Eğer bir ekonomist bugünkü verilere bakarak yarın, haftaya, seneye ne olabileceğini bilecek kabiliyette olsa Taraf’a röportaj vermekle, rapor vs yazmakla ya da TV’de görünmekle neden vakit kaybetsin ki? Borsa, emlâk, döviz, altın… elindeki parayı hızla katlayabilir. Sadece bu bile ekonomistlerin ekonomiden ne kadar anlaMAdığını fark etmek için yeterli sanırım.
Peki saatlerce konuşurken ne anlatıyorlar? Ekonomi bir bilme değil inanma meselesi olduğu için ekonomistler de peygamberlerini, mürşidlerini dinlerler. Ekonomistler intisab etmiş oldukları ideolojilerin, ekollerin doğrultusunda konuşurlar. Örnek? 2008 Krizi kimin suçu? Her bir ekonomist kendi amentüsünü tekrar ediyor:
- 1) Ulus-Devlet suçludur. Çünkü hükümetler ulusal paranın değerini muhafaza veya ihracatı desteklemek için faizleri yapay olarak düşük/yüksek tuttular. Spekülasyon balonunun şişmesine sebep hükümetlerin merkezî müdahaleleridir. Sonunda piyasaların gerçekleri karşısında direnemeyeceklerini anladıklarında artık çok geçti. Paniğe kapıldılar. Yanlış kararlar birbirini izledi. Vs.vs.

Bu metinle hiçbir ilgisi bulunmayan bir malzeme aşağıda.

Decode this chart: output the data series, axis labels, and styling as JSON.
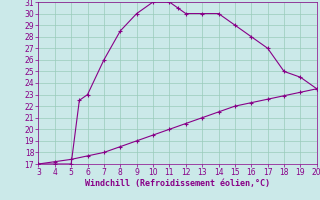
{
  "xlabel": "Windchill (Refroidissement éolien,°C)",
  "bg_color": "#cbe9e9",
  "line_color": "#880088",
  "grid_color": "#99ccbb",
  "upper_curve_x": [
    3,
    4,
    5,
    5.5,
    6,
    7,
    8,
    9,
    10,
    11,
    11.5,
    12,
    13,
    14,
    15,
    16,
    17,
    18,
    19,
    20
  ],
  "upper_curve_y": [
    17,
    17,
    17,
    22.5,
    23,
    26,
    28.5,
    30,
    31,
    31,
    30.5,
    30,
    30,
    30,
    29,
    28,
    27,
    25,
    24.5,
    23.5
  ],
  "lower_curve_x": [
    3,
    4,
    5,
    6,
    7,
    8,
    9,
    10,
    11,
    12,
    13,
    14,
    15,
    16,
    17,
    18,
    19,
    20
  ],
  "lower_curve_y": [
    17,
    17.2,
    17.4,
    17.7,
    18.0,
    18.5,
    19.0,
    19.5,
    20.0,
    20.5,
    21.0,
    21.5,
    22.0,
    22.3,
    22.6,
    22.9,
    23.2,
    23.5
  ],
  "xlim": [
    3,
    20
  ],
  "ylim": [
    17,
    31
  ],
  "xticks": [
    3,
    4,
    5,
    6,
    7,
    8,
    9,
    10,
    11,
    12,
    13,
    14,
    15,
    16,
    17,
    18,
    19,
    20
  ],
  "yticks": [
    17,
    18,
    19,
    20,
    21,
    22,
    23,
    24,
    25,
    26,
    27,
    28,
    29,
    30,
    31
  ],
  "tick_fontsize": 5.5,
  "xlabel_fontsize": 6.0
}
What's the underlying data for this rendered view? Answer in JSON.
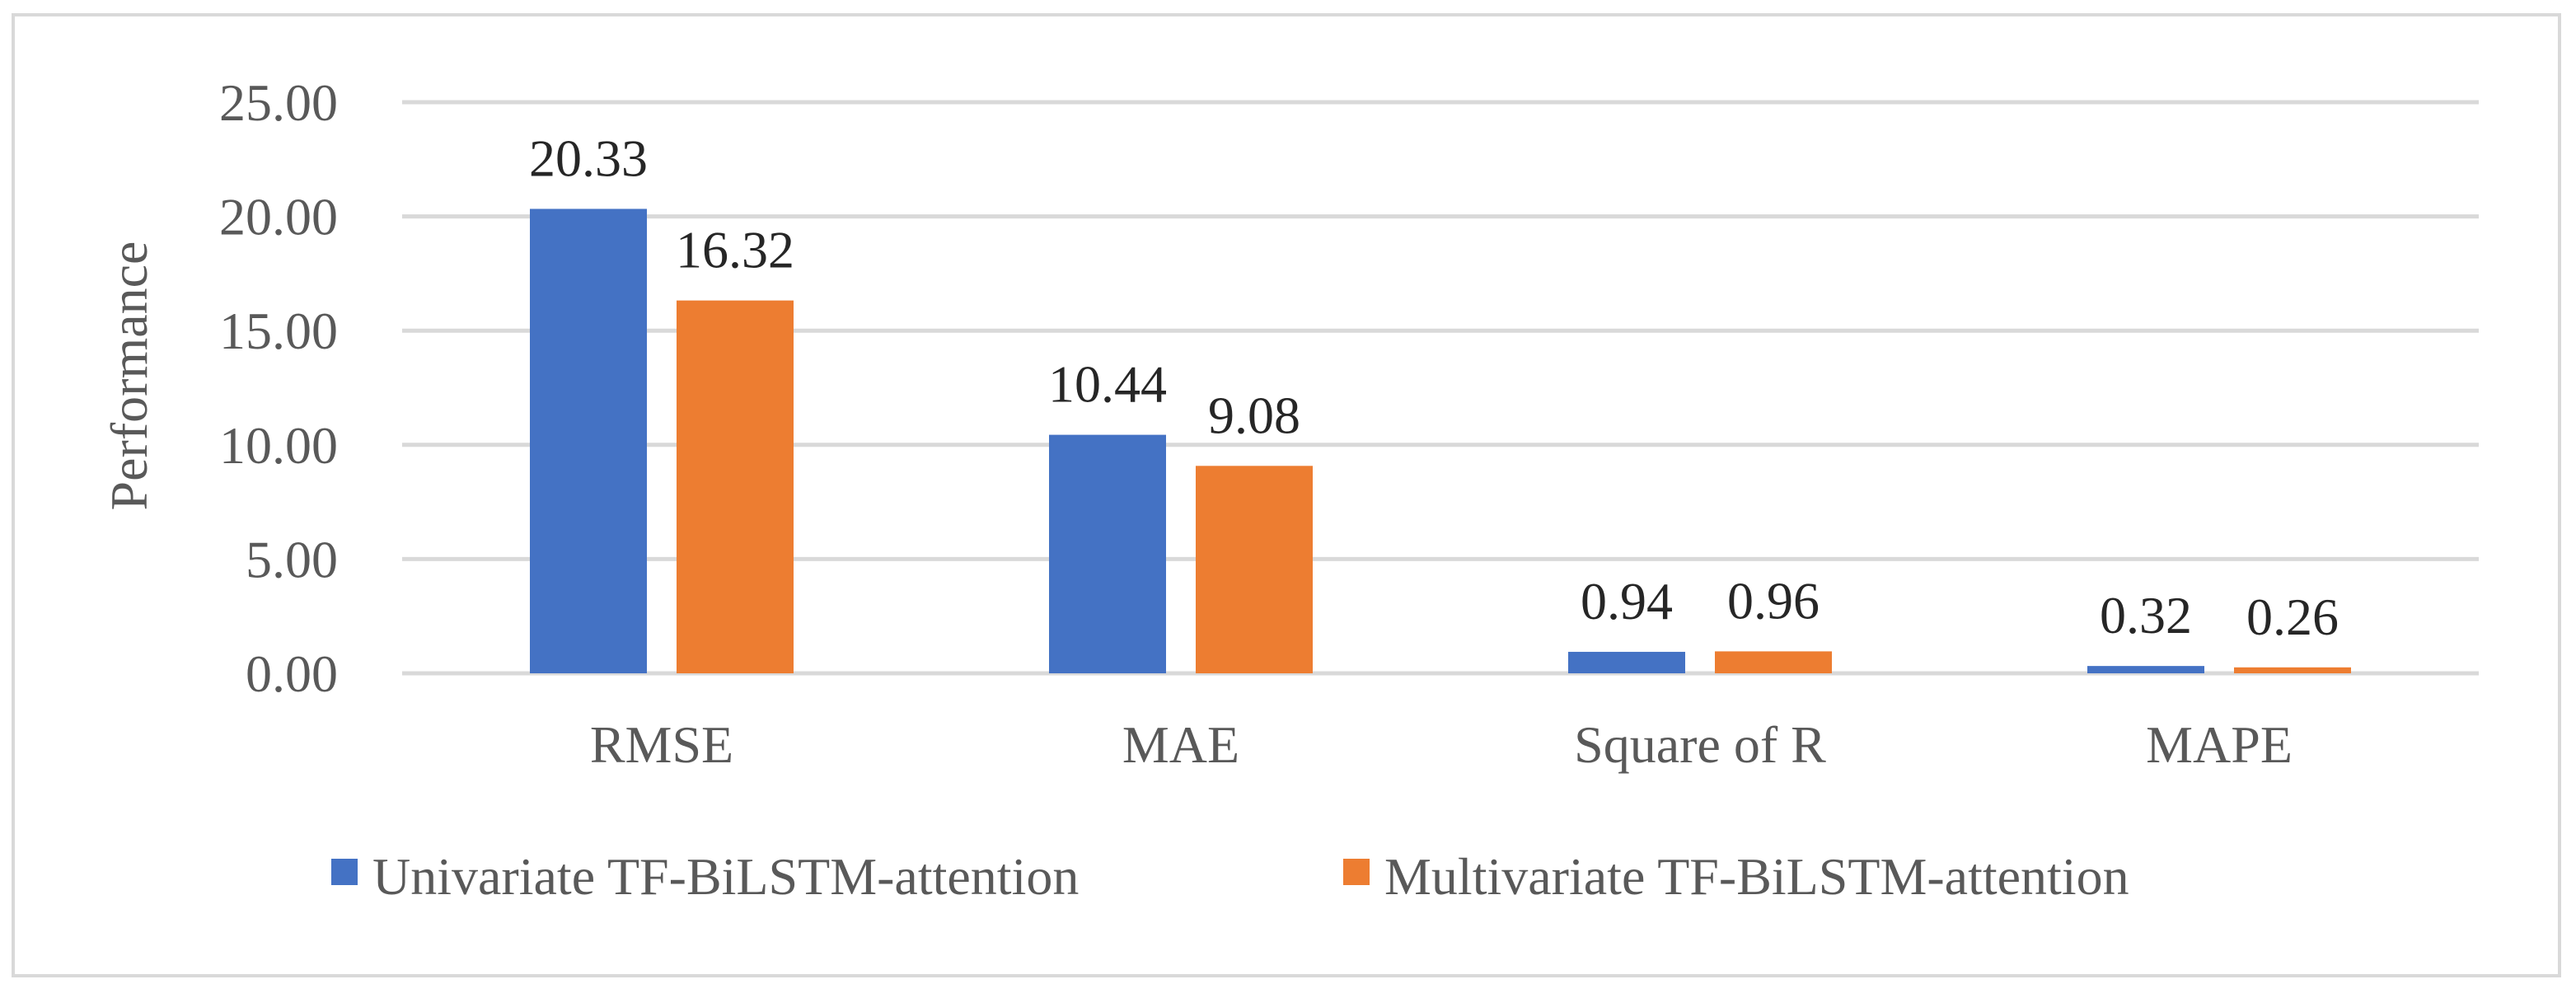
{
  "chart_data": {
    "type": "bar",
    "categories": [
      "RMSE",
      "MAE",
      "Square of R",
      "MAPE"
    ],
    "series": [
      {
        "name": "Univariate TF-BiLSTM-attention",
        "values": [
          20.33,
          10.44,
          0.94,
          0.32
        ],
        "color": "#4472c4"
      },
      {
        "name": "Multivariate TF-BiLSTM-attention",
        "values": [
          16.32,
          9.08,
          0.96,
          0.26
        ],
        "color": "#ed7d31"
      }
    ],
    "data_labels": [
      [
        "20.33",
        "10.44",
        "0.94",
        "0.32"
      ],
      [
        "16.32",
        "9.08",
        "0.96",
        "0.26"
      ]
    ],
    "ylabel": "Performance",
    "xlabel": "",
    "ylim": [
      0,
      25
    ],
    "yticks": [
      "0.00",
      "5.00",
      "10.00",
      "15.00",
      "20.00",
      "25.00"
    ],
    "grid": true,
    "legend_position": "bottom",
    "colors": {
      "gridline": "#d9d9d9",
      "text": "#595959",
      "frame": "#d9d9d9"
    }
  }
}
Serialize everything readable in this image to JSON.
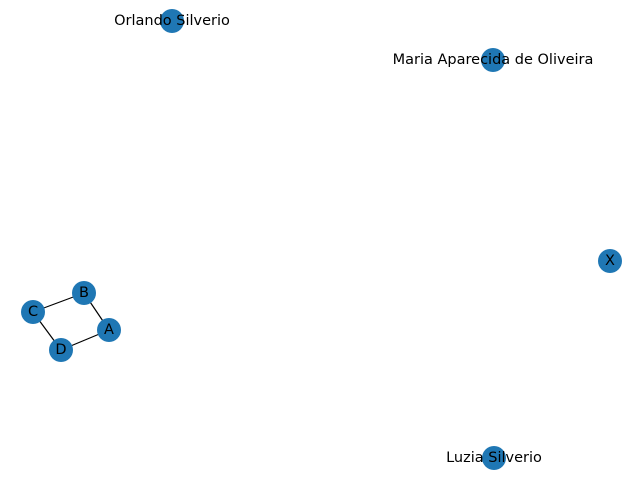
{
  "graph": {
    "node_color": "#1f77b4",
    "edge_color": "#000000",
    "label_color": "#000000",
    "nodes": [
      {
        "id": "orlando",
        "label": "Orlando Silverio"
      },
      {
        "id": "maria",
        "label": "Maria Aparecida de Oliveira"
      },
      {
        "id": "x",
        "label": "X"
      },
      {
        "id": "b",
        "label": "B"
      },
      {
        "id": "c",
        "label": "C"
      },
      {
        "id": "a",
        "label": "A"
      },
      {
        "id": "d",
        "label": "D"
      },
      {
        "id": "luzia",
        "label": "Luzia Silverio"
      }
    ],
    "edges": [
      {
        "source": "b",
        "target": "c"
      },
      {
        "source": "b",
        "target": "a"
      },
      {
        "source": "c",
        "target": "d"
      },
      {
        "source": "d",
        "target": "a"
      }
    ]
  }
}
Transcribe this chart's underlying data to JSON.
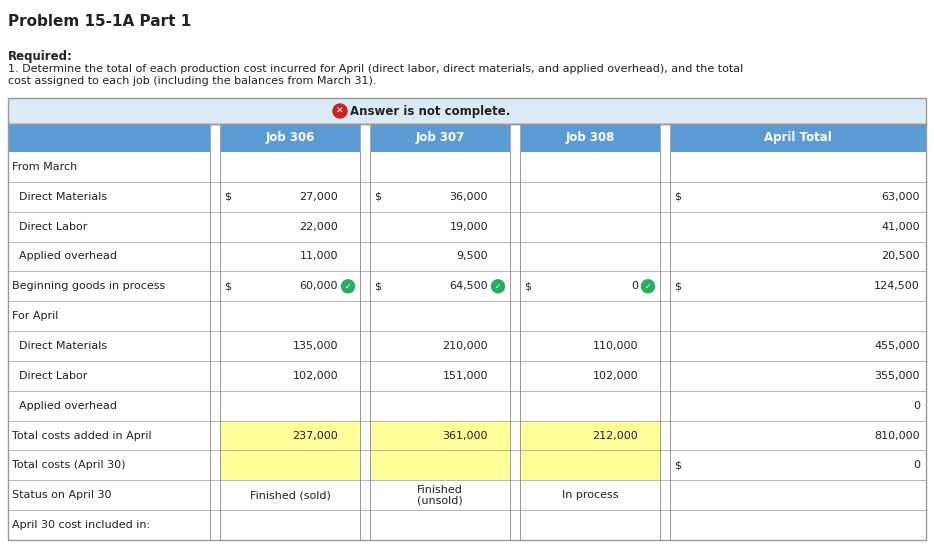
{
  "title": "Problem 15-1A Part 1",
  "required_label": "Required:",
  "description": "1. Determine the total of each production cost incurred for April (direct labor, direct materials, and applied overhead), and the total\ncost assigned to each job (including the balances from March 31).",
  "answer_banner_text": "Answer is not complete.",
  "col_headers": [
    "Job 306",
    "Job 307",
    "Job 308",
    "April Total"
  ],
  "header_bg": "#5b9bd5",
  "answer_banner_bg": "#daeaf7",
  "yellow_bg": "#ffff99",
  "rows": [
    {
      "label": "From March",
      "j306_sym": "",
      "j306_val": "",
      "j307_sym": "",
      "j307_val": "",
      "j308_sym": "",
      "j308_val": "",
      "at_sym": "",
      "at_val": "",
      "highlight": false,
      "section_header": true
    },
    {
      "label": "  Direct Materials",
      "j306_sym": "$",
      "j306_val": "27,000",
      "j307_sym": "$",
      "j307_val": "36,000",
      "j308_sym": "",
      "j308_val": "",
      "at_sym": "$",
      "at_val": "63,000",
      "highlight": false
    },
    {
      "label": "  Direct Labor",
      "j306_sym": "",
      "j306_val": "22,000",
      "j307_sym": "",
      "j307_val": "19,000",
      "j308_sym": "",
      "j308_val": "",
      "at_sym": "",
      "at_val": "41,000",
      "highlight": false
    },
    {
      "label": "  Applied overhead",
      "j306_sym": "",
      "j306_val": "11,000",
      "j307_sym": "",
      "j307_val": "9,500",
      "j308_sym": "",
      "j308_val": "",
      "at_sym": "",
      "at_val": "20,500",
      "highlight": false
    },
    {
      "label": "Beginning goods in process",
      "j306_sym": "$",
      "j306_val": "60,000",
      "j307_sym": "$",
      "j307_val": "64,500",
      "j308_sym": "$",
      "j308_val": "0",
      "at_sym": "$",
      "at_val": "124,500",
      "highlight": false,
      "checkmarks": [
        1,
        1,
        1
      ]
    },
    {
      "label": "For April",
      "j306_sym": "",
      "j306_val": "",
      "j307_sym": "",
      "j307_val": "",
      "j308_sym": "",
      "j308_val": "",
      "at_sym": "",
      "at_val": "",
      "highlight": false,
      "section_header": true
    },
    {
      "label": "  Direct Materials",
      "j306_sym": "",
      "j306_val": "135,000",
      "j307_sym": "",
      "j307_val": "210,000",
      "j308_sym": "",
      "j308_val": "110,000",
      "at_sym": "",
      "at_val": "455,000",
      "highlight": false
    },
    {
      "label": "  Direct Labor",
      "j306_sym": "",
      "j306_val": "102,000",
      "j307_sym": "",
      "j307_val": "151,000",
      "j308_sym": "",
      "j308_val": "102,000",
      "at_sym": "",
      "at_val": "355,000",
      "highlight": false
    },
    {
      "label": "  Applied overhead",
      "j306_sym": "",
      "j306_val": "",
      "j307_sym": "",
      "j307_val": "",
      "j308_sym": "",
      "j308_val": "",
      "at_sym": "",
      "at_val": "0",
      "highlight": false
    },
    {
      "label": "Total costs added in April",
      "j306_sym": "",
      "j306_val": "237,000",
      "j307_sym": "",
      "j307_val": "361,000",
      "j308_sym": "",
      "j308_val": "212,000",
      "at_sym": "",
      "at_val": "810,000",
      "highlight": true
    },
    {
      "label": "Total costs (April 30)",
      "j306_sym": "",
      "j306_val": "",
      "j307_sym": "",
      "j307_val": "",
      "j308_sym": "",
      "j308_val": "",
      "at_sym": "$",
      "at_val": "0",
      "highlight": true
    },
    {
      "label": "Status on April 30",
      "j306_sym": "",
      "j306_val": "Finished (sold)",
      "j307_sym": "",
      "j307_val": "Finished\n(unsold)",
      "j308_sym": "",
      "j308_val": "In process",
      "at_sym": "",
      "at_val": "",
      "highlight": false
    },
    {
      "label": "April 30 cost included in:",
      "j306_sym": "",
      "j306_val": "",
      "j307_sym": "",
      "j307_val": "",
      "j308_sym": "",
      "j308_val": "",
      "at_sym": "",
      "at_val": "",
      "highlight": false
    }
  ],
  "bg_color": "#ffffff",
  "border_color": "#999999",
  "text_color": "#222222",
  "gap_col_color": "#e8e8e8"
}
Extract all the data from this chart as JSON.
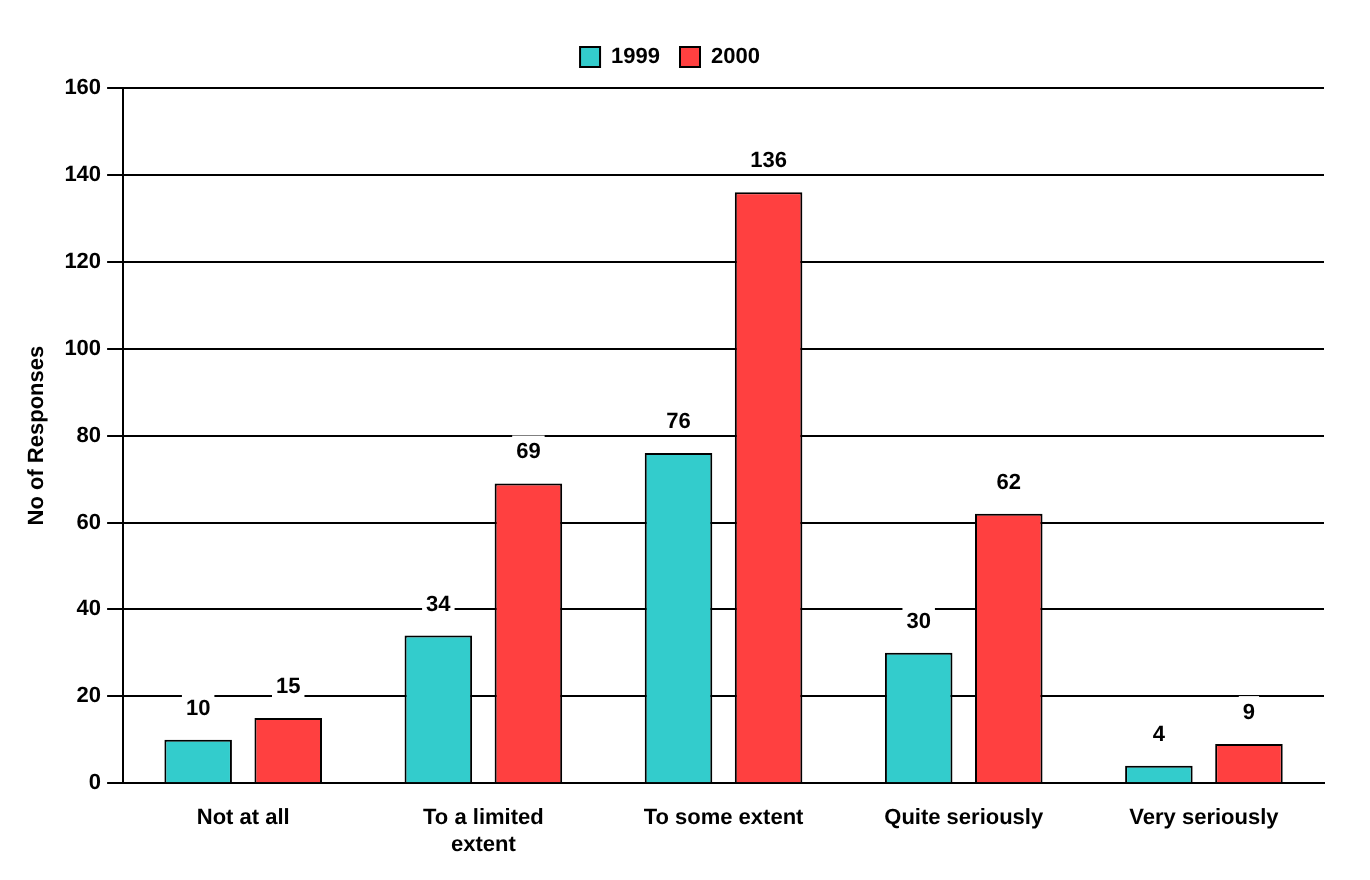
{
  "chart_data": {
    "type": "bar",
    "ylabel": "No of Responses",
    "categories": [
      "Not at all",
      "To a limited extent",
      "To some extent",
      "Quite seriously",
      "Very seriously"
    ],
    "series": [
      {
        "name": "1999",
        "color": "#33cccc",
        "values": [
          10,
          34,
          76,
          30,
          4
        ]
      },
      {
        "name": "2000",
        "color": "#ff4040",
        "values": [
          15,
          69,
          136,
          62,
          9
        ]
      }
    ],
    "ylim": [
      0,
      160
    ],
    "yticks": [
      0,
      20,
      40,
      60,
      80,
      100,
      120,
      140,
      160
    ],
    "grid": "y",
    "legend": "top",
    "data_labels": true
  }
}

- 2) Bankalar suçludur. Mevduat bankacılığı ile yatırım bankacılğını aynı çatı altında yaptıklari için spekülasyon riskleri gerçekleştiğinde mevduatlara, hayat sigortası vb uzun vadeli birikimlere sirayet etti.
- 3) Aracı kuruluşlar suçludur. Goldman Sacs’ın Abacus adlı üründe yaptığı gibi bilinen riskleri gizlediler. Kendi müşterilerine sattıkları finansal ürünlerin aleyhine “oynadılar”. Para kaybettirdikleri müşterilerden bir de komisyon aldılar.
- 4) Fitch Ratings, Moody’s ve Standard & Poor’s gibi kredi derecelendirme kuruluşları suçludur. Yatırımcıları yanlış bilgilendirdiler. Objektif değiller. Ellerindeki yatırım araçlarına zarar vermemek için bilgi saklıyorlar. Bağlı bulundukları özel ve resmî kurumların baskışı altında tetikçi gibi davranıyorlar.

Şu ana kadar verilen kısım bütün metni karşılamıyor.